Our camp is thoughtfully designed to take full advantage of available natural light, within our domes. Not only does this serve to save on indoor lighting, it provides for a magnificent outlook on our extraordinary surroundings.
Our septic system is a composting system whereby the water flows into a septic tank, and then to soak a field. These fields are contained in large block vats, lined with several feet of PVC pipe, then covered with earth and banana trees. The banana roots form a dense mat which then absorbs the water and nutrients from the vat, creating a closed system of bio and phyto (plant) remediation (restoring balance). As a result, our land and river are waste free.
We actively unite sustainable ventures with artful creation around many areas of our reserve. These are some of our bottle walls, which not only serve to repurpose glass bottles, but offer a beautiful array of colors to the rooms when reflecting the incoming natural light.
Based on the reuse of materials, we use and develop various art techniques in our workshop. Currently much of the creation is focused on mosaics, diverse products of molten glass, and natural fibers. The products coming from the atelier are displayed for sale in our store of sustainable products, and are also used in the decoration and functional parts of the inn, making each environment unique and full of personality.
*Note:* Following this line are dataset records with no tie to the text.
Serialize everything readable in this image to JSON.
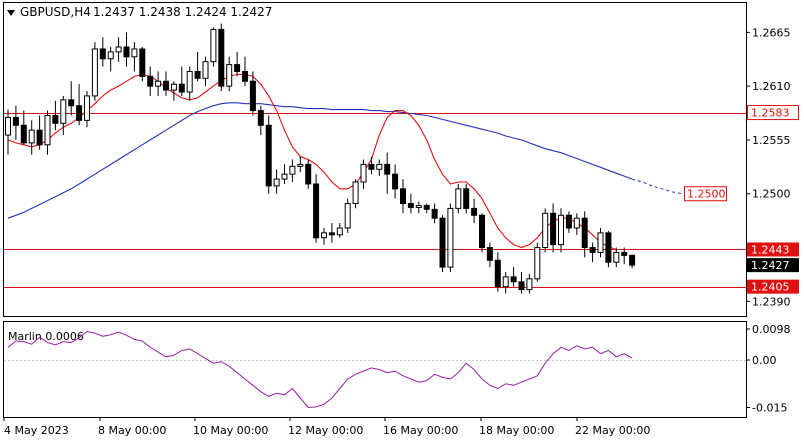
{
  "header": {
    "symbol_tf": "GBPUSD,H4",
    "ohlc": "1.2437 1.2438 1.2424 1.2427"
  },
  "indicator": {
    "label": "Marlin 0.0006"
  },
  "colors": {
    "candle": "#000000",
    "ma_red": "#e01010",
    "ma_blue": "#2233bb",
    "marlin": "#9b1fa8",
    "level": "#e01010",
    "current_price_bg": "#000000"
  },
  "chart_data": [
    {
      "type": "candlestick",
      "price_axis": {
        "ylim": [
          1.2375,
          1.2695
        ],
        "ticks": [
          "1.2665",
          "1.2610",
          "1.2555",
          "1.2500",
          "1.2390"
        ]
      },
      "time_axis": {
        "labels": [
          "4 May 2023",
          "8 May 00:00",
          "10 May 00:00",
          "12 May 00:00",
          "16 May 00:00",
          "18 May 00:00",
          "22 May 00:00"
        ]
      },
      "horizontal_levels": [
        {
          "price": 1.2583,
          "label": "1.2583",
          "style": "boxed"
        },
        {
          "price": 1.2443,
          "label": "1.2443",
          "style": "filled"
        },
        {
          "price": 1.2405,
          "label": "1.2405",
          "style": "filled"
        }
      ],
      "current_price": {
        "price": 1.2427,
        "label": "1.2427"
      },
      "target_label": {
        "price": 1.25,
        "label": "1.2500"
      },
      "candles": [
        [
          1.256,
          1.2586,
          1.254,
          1.2578
        ],
        [
          1.2578,
          1.259,
          1.2555,
          1.257
        ],
        [
          1.257,
          1.2585,
          1.255,
          1.2552
        ],
        [
          1.2552,
          1.2575,
          1.254,
          1.2565
        ],
        [
          1.2565,
          1.258,
          1.2545,
          1.255
        ],
        [
          1.255,
          1.2585,
          1.254,
          1.258
        ],
        [
          1.258,
          1.2595,
          1.2565,
          1.2572
        ],
        [
          1.2572,
          1.26,
          1.256,
          1.2596
        ],
        [
          1.2596,
          1.2615,
          1.258,
          1.259
        ],
        [
          1.259,
          1.2612,
          1.257,
          1.2575
        ],
        [
          1.2575,
          1.2605,
          1.2568,
          1.26
        ],
        [
          1.26,
          1.2655,
          1.2595,
          1.2648
        ],
        [
          1.2648,
          1.266,
          1.263,
          1.2638
        ],
        [
          1.2638,
          1.265,
          1.2625,
          1.2645
        ],
        [
          1.2645,
          1.266,
          1.2635,
          1.265
        ],
        [
          1.265,
          1.2665,
          1.263,
          1.264
        ],
        [
          1.264,
          1.2655,
          1.2625,
          1.2648
        ],
        [
          1.2648,
          1.265,
          1.2615,
          1.262
        ],
        [
          1.262,
          1.263,
          1.26,
          1.261
        ],
        [
          1.261,
          1.2625,
          1.26,
          1.2615
        ],
        [
          1.2615,
          1.2625,
          1.26,
          1.2606
        ],
        [
          1.2606,
          1.2615,
          1.2595,
          1.2612
        ],
        [
          1.2612,
          1.263,
          1.26,
          1.2604
        ],
        [
          1.2604,
          1.263,
          1.2595,
          1.2625
        ],
        [
          1.2625,
          1.2645,
          1.2615,
          1.2618
        ],
        [
          1.2618,
          1.264,
          1.261,
          1.2635
        ],
        [
          1.2635,
          1.267,
          1.263,
          1.2668
        ],
        [
          1.2668,
          1.2674,
          1.2605,
          1.261
        ],
        [
          1.261,
          1.264,
          1.2605,
          1.2632
        ],
        [
          1.2632,
          1.2645,
          1.262,
          1.2625
        ],
        [
          1.2625,
          1.264,
          1.261,
          1.2615
        ],
        [
          1.2615,
          1.2625,
          1.258,
          1.2585
        ],
        [
          1.2585,
          1.259,
          1.256,
          1.257
        ],
        [
          1.257,
          1.258,
          1.25,
          1.2508
        ],
        [
          1.2508,
          1.2525,
          1.25,
          1.2515
        ],
        [
          1.2515,
          1.253,
          1.251,
          1.252
        ],
        [
          1.252,
          1.2535,
          1.2512,
          1.2528
        ],
        [
          1.2528,
          1.2538,
          1.2522,
          1.253
        ],
        [
          1.253,
          1.2535,
          1.2505,
          1.251
        ],
        [
          1.251,
          1.252,
          1.245,
          1.2455
        ],
        [
          1.2455,
          1.2465,
          1.2448,
          1.246
        ],
        [
          1.246,
          1.247,
          1.245,
          1.2458
        ],
        [
          1.2458,
          1.247,
          1.2455,
          1.2465
        ],
        [
          1.2465,
          1.2495,
          1.246,
          1.249
        ],
        [
          1.249,
          1.2515,
          1.2485,
          1.2512
        ],
        [
          1.2512,
          1.2535,
          1.2505,
          1.253
        ],
        [
          1.253,
          1.2538,
          1.252,
          1.2525
        ],
        [
          1.2525,
          1.2535,
          1.2518,
          1.253
        ],
        [
          1.253,
          1.2542,
          1.25,
          1.252
        ],
        [
          1.252,
          1.253,
          1.2495,
          1.2505
        ],
        [
          1.2505,
          1.2515,
          1.248,
          1.249
        ],
        [
          1.249,
          1.25,
          1.248,
          1.2486
        ],
        [
          1.2486,
          1.2492,
          1.248,
          1.2488
        ],
        [
          1.2488,
          1.249,
          1.248,
          1.2484
        ],
        [
          1.2484,
          1.249,
          1.247,
          1.2475
        ],
        [
          1.2475,
          1.2478,
          1.242,
          1.2425
        ],
        [
          1.2425,
          1.249,
          1.242,
          1.2485
        ],
        [
          1.2485,
          1.251,
          1.248,
          1.2505
        ],
        [
          1.2505,
          1.251,
          1.248,
          1.2485
        ],
        [
          1.2485,
          1.2495,
          1.247,
          1.2478
        ],
        [
          1.2478,
          1.248,
          1.244,
          1.2445
        ],
        [
          1.2445,
          1.245,
          1.2425,
          1.2432
        ],
        [
          1.2432,
          1.244,
          1.24,
          1.2405
        ],
        [
          1.2405,
          1.242,
          1.2398,
          1.2415
        ],
        [
          1.2415,
          1.2425,
          1.2405,
          1.241
        ],
        [
          1.241,
          1.242,
          1.2398,
          1.2402
        ],
        [
          1.2402,
          1.2418,
          1.2398,
          1.2413
        ],
        [
          1.2413,
          1.245,
          1.241,
          1.2445
        ],
        [
          1.2445,
          1.2485,
          1.244,
          1.248
        ],
        [
          1.248,
          1.249,
          1.244,
          1.2448
        ],
        [
          1.2448,
          1.2485,
          1.244,
          1.2478
        ],
        [
          1.2478,
          1.2482,
          1.246,
          1.2465
        ],
        [
          1.2465,
          1.248,
          1.2458,
          1.2475
        ],
        [
          1.2475,
          1.2482,
          1.2435,
          1.2445
        ],
        [
          1.2445,
          1.245,
          1.243,
          1.244
        ],
        [
          1.244,
          1.2465,
          1.2435,
          1.246
        ],
        [
          1.246,
          1.2462,
          1.2425,
          1.243
        ],
        [
          1.243,
          1.2445,
          1.2425,
          1.244
        ],
        [
          1.244,
          1.2445,
          1.2428,
          1.2437
        ],
        [
          1.2437,
          1.2438,
          1.2424,
          1.2427
        ]
      ],
      "ma_red": [
        1.2555,
        1.2552,
        1.255,
        1.2548,
        1.255,
        1.2555,
        1.2562,
        1.2568,
        1.2572,
        1.2578,
        1.2585,
        1.2592,
        1.26,
        1.2606,
        1.261,
        1.2615,
        1.262,
        1.2622,
        1.262,
        1.2615,
        1.2608,
        1.2603,
        1.2598,
        1.2596,
        1.2598,
        1.2604,
        1.261,
        1.2616,
        1.262,
        1.2622,
        1.2622,
        1.262,
        1.2612,
        1.26,
        1.2585,
        1.2565,
        1.2548,
        1.2538,
        1.2535,
        1.253,
        1.2522,
        1.2512,
        1.2505,
        1.2505,
        1.251,
        1.2522,
        1.2535,
        1.256,
        1.2578,
        1.2585,
        1.2585,
        1.258,
        1.257,
        1.2555,
        1.2535,
        1.252,
        1.251,
        1.2512,
        1.2512,
        1.2505,
        1.2495,
        1.248,
        1.2465,
        1.2455,
        1.2448,
        1.2445,
        1.2448,
        1.2455,
        1.2465,
        1.2472,
        1.2475,
        1.2475,
        1.247,
        1.2465,
        1.2458,
        1.245,
        1.2446,
        1.2443,
        1.2443,
        1.2443
      ],
      "ma_blue": [
        1.2475,
        1.2478,
        1.2481,
        1.2485,
        1.2489,
        1.2493,
        1.2497,
        1.2501,
        1.2505,
        1.251,
        1.2515,
        1.252,
        1.2525,
        1.253,
        1.2535,
        1.254,
        1.2545,
        1.255,
        1.2555,
        1.256,
        1.2565,
        1.257,
        1.2575,
        1.258,
        1.2584,
        1.2587,
        1.259,
        1.2592,
        1.2593,
        1.2593,
        1.2592,
        1.2592,
        1.2592,
        1.2591,
        1.259,
        1.2589,
        1.2589,
        1.2588,
        1.2587,
        1.2587,
        1.2587,
        1.2586,
        1.2586,
        1.2586,
        1.2586,
        1.2586,
        1.2585,
        1.2585,
        1.2584,
        1.2584,
        1.2583,
        1.2582,
        1.2581,
        1.258,
        1.2578,
        1.2576,
        1.2574,
        1.2572,
        1.257,
        1.2568,
        1.2566,
        1.2564,
        1.2562,
        1.2559,
        1.2557,
        1.2555,
        1.2552,
        1.2549,
        1.2546,
        1.2544,
        1.2542,
        1.2539,
        1.2536,
        1.2533,
        1.253,
        1.2527,
        1.2524,
        1.2521,
        1.2518,
        1.2515
      ],
      "ma_blue_projection": [
        1.2515,
        1.2512,
        1.2508,
        1.2505,
        1.2502,
        1.25
      ]
    },
    {
      "type": "line",
      "title": "Marlin 0.0006",
      "ylim": [
        -0.018,
        0.012
      ],
      "ticks": [
        "0.0098",
        "0.00",
        "-0.015"
      ],
      "values": [
        0.004,
        0.006,
        0.0058,
        0.005,
        0.0072,
        0.0055,
        0.0048,
        0.0058,
        0.0055,
        0.007,
        0.009,
        0.0085,
        0.0075,
        0.008,
        0.0088,
        0.0078,
        0.0065,
        0.006,
        0.004,
        0.0025,
        0.001,
        0.0015,
        0.003,
        0.0035,
        0.002,
        0.0005,
        -0.001,
        -0.0005,
        -0.002,
        -0.004,
        -0.006,
        -0.008,
        -0.01,
        -0.0115,
        -0.0105,
        -0.011,
        -0.009,
        -0.012,
        -0.015,
        -0.0148,
        -0.014,
        -0.012,
        -0.009,
        -0.006,
        -0.0045,
        -0.0035,
        -0.0025,
        -0.003,
        -0.004,
        -0.0035,
        -0.005,
        -0.006,
        -0.007,
        -0.0065,
        -0.0045,
        -0.0055,
        -0.006,
        -0.004,
        -0.001,
        -0.003,
        -0.006,
        -0.008,
        -0.009,
        -0.0075,
        -0.008,
        -0.007,
        -0.006,
        -0.005,
        -0.001,
        0.002,
        0.004,
        0.003,
        0.0045,
        0.0035,
        0.004,
        0.002,
        0.003,
        0.001,
        0.002,
        0.0006
      ]
    }
  ]
}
A new space has also been creatively built with recycled and reused materials that combines mosaics, bottle walls, and demolition pieces integrated into the rustic and cozy ambiance. The mosaic is an organic part of the El Nagual Reserve, practiced as a strategy of recycling in the construction. Today it is possible to find several mosaics in all corners of our facilities, in the same way a great variety of products are made with equally diverse techniques.
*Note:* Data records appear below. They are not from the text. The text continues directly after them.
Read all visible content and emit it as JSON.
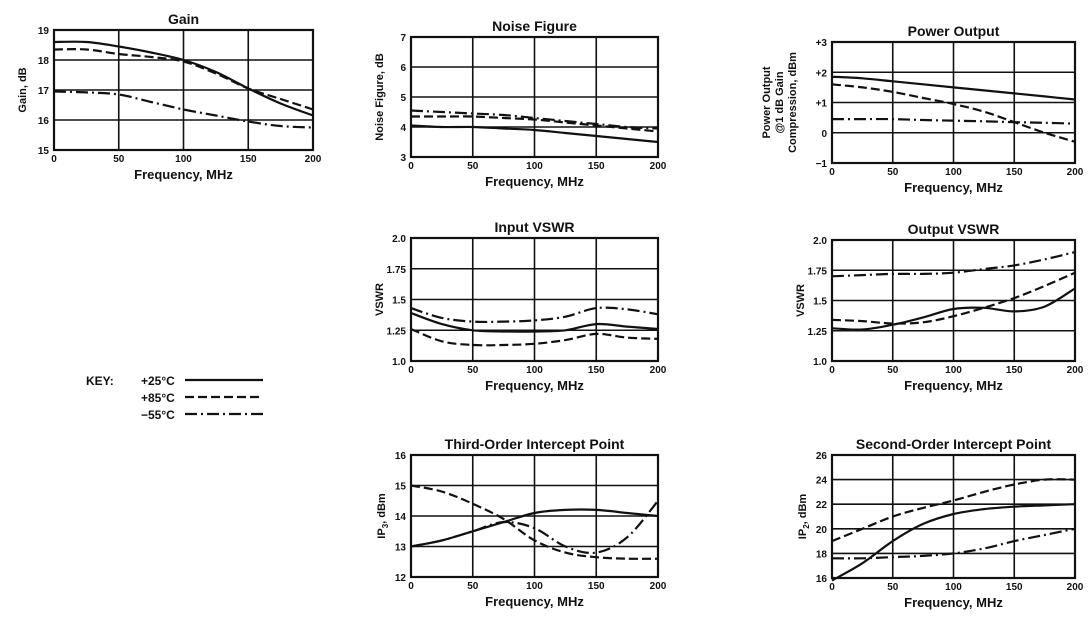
{
  "key": {
    "title": "KEY:",
    "entries": [
      {
        "label": "+25°C",
        "style": "solid"
      },
      {
        "label": "+85°C",
        "style": "dashed"
      },
      {
        "label": "−55°C",
        "style": "dashdot"
      }
    ]
  },
  "chart_data": [
    {
      "id": "gain",
      "type": "line",
      "title": "Gain",
      "xlabel": "Frequency, MHz",
      "ylabel": "Gain, dB",
      "xlim": [
        0,
        200
      ],
      "ylim": [
        15,
        19
      ],
      "xticks": [
        "0",
        "50",
        "100",
        "150",
        "200"
      ],
      "yticks": [
        "15",
        "16",
        "17",
        "18",
        "19"
      ],
      "grid": true,
      "series": [
        {
          "temp": "+25°C",
          "style": "solid",
          "x": [
            0,
            25,
            50,
            75,
            100,
            125,
            150,
            175,
            200
          ],
          "y": [
            18.6,
            18.6,
            18.45,
            18.25,
            18.0,
            17.6,
            17.05,
            16.55,
            16.15
          ]
        },
        {
          "temp": "+85°C",
          "style": "dashed",
          "x": [
            0,
            25,
            50,
            75,
            100,
            125,
            150,
            175,
            200
          ],
          "y": [
            18.35,
            18.35,
            18.2,
            18.1,
            17.95,
            17.55,
            17.05,
            16.7,
            16.35
          ]
        },
        {
          "temp": "−55°C",
          "style": "dashdot",
          "x": [
            0,
            25,
            50,
            75,
            100,
            125,
            150,
            175,
            200
          ],
          "y": [
            16.95,
            16.92,
            16.85,
            16.6,
            16.35,
            16.15,
            15.95,
            15.8,
            15.75
          ]
        }
      ]
    },
    {
      "id": "noise-figure",
      "type": "line",
      "title": "Noise Figure",
      "xlabel": "Frequency, MHz",
      "ylabel": "Noise Figure, dB",
      "xlim": [
        0,
        200
      ],
      "ylim": [
        3,
        7
      ],
      "xticks": [
        "0",
        "50",
        "100",
        "150",
        "200"
      ],
      "yticks": [
        "3",
        "4",
        "5",
        "6",
        "7"
      ],
      "grid": true,
      "series": [
        {
          "temp": "+25°C",
          "style": "solid",
          "x": [
            0,
            25,
            50,
            75,
            100,
            125,
            150,
            175,
            200
          ],
          "y": [
            4.05,
            4.0,
            4.0,
            3.95,
            3.9,
            3.8,
            3.7,
            3.6,
            3.5
          ]
        },
        {
          "temp": "+85°C",
          "style": "dashed",
          "x": [
            0,
            25,
            50,
            75,
            100,
            125,
            150,
            175,
            200
          ],
          "y": [
            4.35,
            4.35,
            4.35,
            4.3,
            4.25,
            4.15,
            4.05,
            3.95,
            3.85
          ]
        },
        {
          "temp": "−55°C",
          "style": "dashdot",
          "x": [
            0,
            25,
            50,
            75,
            100,
            125,
            150,
            175,
            200
          ],
          "y": [
            4.55,
            4.5,
            4.45,
            4.4,
            4.3,
            4.2,
            4.1,
            4.0,
            3.95
          ]
        }
      ]
    },
    {
      "id": "power-output",
      "type": "line",
      "title": "Power Output",
      "xlabel": "Frequency, MHz",
      "ylabel": "Power Output @1 dB Gain Compression, dBm",
      "ylabel_lines": [
        "Power Output",
        "@1 dB Gain",
        "Compression, dBm"
      ],
      "xlim": [
        0,
        200
      ],
      "ylim": [
        -1,
        3
      ],
      "xticks": [
        "0",
        "50",
        "100",
        "150",
        "200"
      ],
      "yticks": [
        "−1",
        "0",
        "+1",
        "+2",
        "+3"
      ],
      "grid": true,
      "series": [
        {
          "temp": "+25°C",
          "style": "solid",
          "x": [
            0,
            25,
            50,
            75,
            100,
            125,
            150,
            175,
            200
          ],
          "y": [
            1.85,
            1.8,
            1.7,
            1.6,
            1.5,
            1.4,
            1.3,
            1.2,
            1.1
          ]
        },
        {
          "temp": "+85°C",
          "style": "dashed",
          "x": [
            0,
            25,
            50,
            75,
            100,
            125,
            150,
            175,
            200
          ],
          "y": [
            1.6,
            1.5,
            1.35,
            1.15,
            0.95,
            0.7,
            0.35,
            0.0,
            -0.3
          ]
        },
        {
          "temp": "−55°C",
          "style": "dashdot",
          "x": [
            0,
            25,
            50,
            75,
            100,
            125,
            150,
            175,
            200
          ],
          "y": [
            0.45,
            0.45,
            0.45,
            0.42,
            0.4,
            0.38,
            0.35,
            0.33,
            0.3
          ]
        }
      ]
    },
    {
      "id": "input-vswr",
      "type": "line",
      "title": "Input VSWR",
      "xlabel": "Frequency, MHz",
      "ylabel": "VSWR",
      "xlim": [
        0,
        200
      ],
      "ylim": [
        1.0,
        2.0
      ],
      "xticks": [
        "0",
        "50",
        "100",
        "150",
        "200"
      ],
      "yticks": [
        "1.0",
        "1.25",
        "1.5",
        "1.75",
        "2.0"
      ],
      "grid": true,
      "series": [
        {
          "temp": "+25°C",
          "style": "solid",
          "x": [
            0,
            25,
            50,
            75,
            100,
            125,
            150,
            175,
            200
          ],
          "y": [
            1.39,
            1.3,
            1.25,
            1.24,
            1.24,
            1.25,
            1.3,
            1.28,
            1.26
          ]
        },
        {
          "temp": "+85°C",
          "style": "dashed",
          "x": [
            0,
            25,
            50,
            75,
            100,
            125,
            150,
            175,
            200
          ],
          "y": [
            1.26,
            1.16,
            1.13,
            1.13,
            1.14,
            1.17,
            1.22,
            1.19,
            1.18
          ]
        },
        {
          "temp": "−55°C",
          "style": "dashdot",
          "x": [
            0,
            25,
            50,
            75,
            100,
            125,
            150,
            175,
            200
          ],
          "y": [
            1.43,
            1.35,
            1.32,
            1.32,
            1.33,
            1.36,
            1.43,
            1.42,
            1.38
          ]
        }
      ]
    },
    {
      "id": "output-vswr",
      "type": "line",
      "title": "Output VSWR",
      "xlabel": "Frequency, MHz",
      "ylabel": "VSWR",
      "xlim": [
        0,
        200
      ],
      "ylim": [
        1.0,
        2.0
      ],
      "xticks": [
        "0",
        "50",
        "100",
        "150",
        "200"
      ],
      "yticks": [
        "1.0",
        "1.25",
        "1.5",
        "1.75",
        "2.0"
      ],
      "grid": true,
      "series": [
        {
          "temp": "+25°C",
          "style": "solid",
          "x": [
            0,
            25,
            50,
            75,
            100,
            125,
            150,
            175,
            200
          ],
          "y": [
            1.27,
            1.26,
            1.3,
            1.36,
            1.43,
            1.44,
            1.41,
            1.45,
            1.6
          ]
        },
        {
          "temp": "+85°C",
          "style": "dashed",
          "x": [
            0,
            25,
            50,
            75,
            100,
            125,
            150,
            175,
            200
          ],
          "y": [
            1.34,
            1.33,
            1.31,
            1.32,
            1.37,
            1.44,
            1.52,
            1.62,
            1.73
          ]
        },
        {
          "temp": "−55°C",
          "style": "dashdot",
          "x": [
            0,
            25,
            50,
            75,
            100,
            125,
            150,
            175,
            200
          ],
          "y": [
            1.7,
            1.71,
            1.72,
            1.72,
            1.73,
            1.76,
            1.79,
            1.84,
            1.9
          ]
        }
      ]
    },
    {
      "id": "third-order-intercept",
      "type": "line",
      "title": "Third-Order Intercept Point",
      "xlabel": "Frequency, MHz",
      "ylabel": "IP3, dBm",
      "ylabel_main": "IP",
      "ylabel_sub": "3",
      "ylabel_tail": ", dBm",
      "xlim": [
        0,
        200
      ],
      "ylim": [
        12,
        16
      ],
      "xticks": [
        "0",
        "50",
        "100",
        "150",
        "200"
      ],
      "yticks": [
        "12",
        "13",
        "14",
        "15",
        "16"
      ],
      "grid": true,
      "series": [
        {
          "temp": "+25°C",
          "style": "solid",
          "x": [
            0,
            25,
            50,
            75,
            100,
            125,
            150,
            175,
            200
          ],
          "y": [
            13.0,
            13.2,
            13.5,
            13.8,
            14.1,
            14.2,
            14.2,
            14.1,
            14.0
          ]
        },
        {
          "temp": "+85°C",
          "style": "dashed",
          "x": [
            0,
            25,
            50,
            75,
            100,
            125,
            150,
            175,
            200
          ],
          "y": [
            15.0,
            14.8,
            14.4,
            13.9,
            13.2,
            12.8,
            12.65,
            12.6,
            12.6
          ]
        },
        {
          "temp": "−55°C",
          "style": "dashdot",
          "x": [
            0,
            25,
            50,
            75,
            100,
            125,
            150,
            175,
            200
          ],
          "y": [
            13.0,
            13.2,
            13.5,
            13.8,
            13.6,
            13.0,
            12.8,
            13.3,
            14.5
          ]
        }
      ]
    },
    {
      "id": "second-order-intercept",
      "type": "line",
      "title": "Second-Order Intercept Point",
      "xlabel": "Frequency, MHz",
      "ylabel": "IP2, dBm",
      "ylabel_main": "IP",
      "ylabel_sub": "2",
      "ylabel_tail": ", dBm",
      "xlim": [
        0,
        200
      ],
      "ylim": [
        16,
        26
      ],
      "xticks": [
        "0",
        "50",
        "100",
        "150",
        "200"
      ],
      "yticks": [
        "16",
        "18",
        "20",
        "22",
        "24",
        "26"
      ],
      "grid": true,
      "series": [
        {
          "temp": "+25°C",
          "style": "solid",
          "x": [
            0,
            25,
            50,
            75,
            100,
            125,
            150,
            175,
            200
          ],
          "y": [
            15.8,
            17.2,
            19.0,
            20.4,
            21.2,
            21.6,
            21.8,
            21.9,
            22.0
          ]
        },
        {
          "temp": "+85°C",
          "style": "dashed",
          "x": [
            0,
            25,
            50,
            75,
            100,
            125,
            150,
            175,
            200
          ],
          "y": [
            19.0,
            20.0,
            21.0,
            21.7,
            22.3,
            23.0,
            23.6,
            24.0,
            24.0
          ]
        },
        {
          "temp": "−55°C",
          "style": "dashdot",
          "x": [
            0,
            25,
            50,
            75,
            100,
            125,
            150,
            175,
            200
          ],
          "y": [
            17.6,
            17.6,
            17.7,
            17.8,
            18.0,
            18.4,
            19.0,
            19.5,
            20.0
          ]
        }
      ]
    }
  ]
}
Our cabanas mimic the thatch homes still built in the Toledo district of Belize. The thatch roofing helps regulate inside temperature, and provides extremely excellent insulating properties. This makes it a perfect feature for keeping rooms cool in the summer and warm in the winter. The thatch is made from a local plant called bayleaf which, if harvested at the correct time, can last up to 30 or 40 years.
The camp sorts its output by organic and non-organic waste, paper, plastic, glass, and composting items. Even in such a remote location, where we do not have the resources available to recycle everything, we try as much as possible to recycle all that we can. We are also hoping to increase recycling capabilities in our area, not only to serve the camp, but the surrounding community as well.